Я потянулся к карте и карандашу еще до того, как он протянул их мне. Из-за дрожи и онемелости, которые, казалось, распространялись от раненной ноги по всему телу расчеты заняли больше времени, чем обычно, но они не были сложными. Я посмотрел на стенные часы и сказал:

— Вы будете на месте около четырех утра.

— Мы не можем пропустить его, как вы думаете. Картер? — Он вовсе не был таким уж уверенным и спокойным, как казался.— Даже в темноте?

— Не представляю это возможным при работающем радаре,— прохрипел я, чтобы он помнил, насколько я болен, и затем продолжил: — Как вы предполагаете предложить «Тайкондероге» остановиться? Я был не менее его заинтересован в том, чтобы стыковка состоялась и перегрузка завершилась как можно быстрее и благополучнее: «Твистер» в трюме должен взорваться в семь утра. Я предпочитал к тому времени быть от него подальше.

— Снаряд перед носом, сигнал остановиться. Если этого будет недостаточно,— добавил он,— тогда снаряд в борт.

— Воистину, вы меня удивляете,— медленно сказал я.

— Удивляю вас? — Каррерас слегка приподнял левую бровь.— Почему это?

— Человек, который приложил столько усилий и, должен признать, блестяще спланировал все от начала до конца, не может все погубить подобными небрежными действиями наудачу в конце операции.— Он сделал попытку что-то сказать, но я жестом остановил его: — Я не меньше вашего хочу увидеть, как «Тайкондерога» остановится. Золото меня интересует, как прошлогодний снег. Но я уверен, что очень важно, чтобы капитан Буллен, боцман и я немедленно попали в первоклассную клинику. Я хочу видеть всех пассажиров и экипаж переведенными в безопасное место. Я не хочу видеть, как погибнет в перестрелке кто-нибудь из экипажа «Тайкондероги». И, наконец...
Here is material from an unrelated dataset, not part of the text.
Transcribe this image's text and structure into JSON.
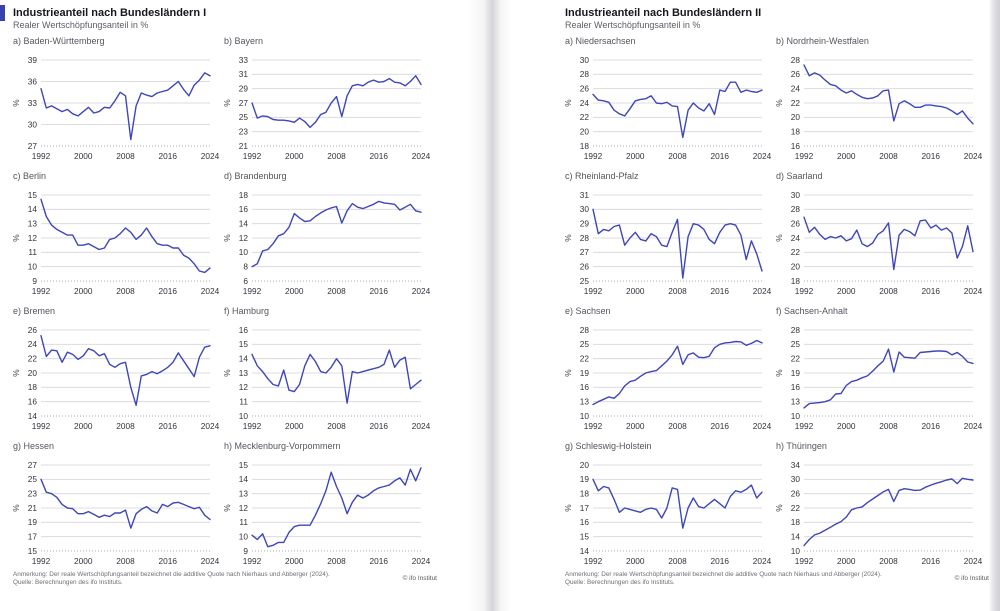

— Ближе к делу,— холодно прервал он.

— Хорошо. Вы выходите на перехват в пять часов. В нынешних погодных условиях в это время уже будут сумерки. Но будет достаточно светло, чтобы капитан «Тайкондероги» увидел ваше приближение. Когда он увидит другое судно, приближающееся к нему — Атлантика слишком велика, чтобы суда проходили близко друг от друга,— Это вызовет у него подозрение. Он ведь знает, что везет уйму золота. Он развернется и будет уходить. У вашей команды, едва ли сведущей в морской баллистике, мизерные шансы поразить движущуюся мишень с качающейся палубы, при отвратительной видимости сквозь пелену дождя. Да и вообще, что можно сделать из той хлопушки, которую, как мне сообщили, вы установили на баке?

— Никто не смеет называть установленное мною орудие хлопушкой, мистер Картер.— Несмотря на спокойное выражение его лица, он напряженно думал.— Как-никак у него калибр четыре дюйма.

— Ну и что? Чтобы дать из него выстрел, вам нужно будет повернуться бортом, а пока вы будете поворачиваться «Тайкондерога» будет все больше удаляться. Принимая во внимание все перечисленные мною факторы, вы почти наверняка промахнетесь. После второго залпа не выдержит обшивка палуб. Как вы предполагаете остановить ее в этом случае? Грузовой корабль, в четырнадцать тысяч тонн водоизмещением, не остановишь, помахав ему автоматом.

— До этого дело не дойдет. Элемент неопределенности, конечно, всегда существует. Но мы не потерпим неудачу.

— Вам не нужен элемент неопределенности, Каррерас.

— Даже так? Что же вы предлагаете?

— Хватит! — это был капитан Буллен, который прервал разговор своим резким голосом, в котором звучала авторитетная нотка коммодора «Голубой почты».— Работать с картой по принуждению — одно дело, но добровольно способствовать успеху уголовных замыслов — совсем другое. Я все слышал. Не слишком ли далеко вы зашли, мистер?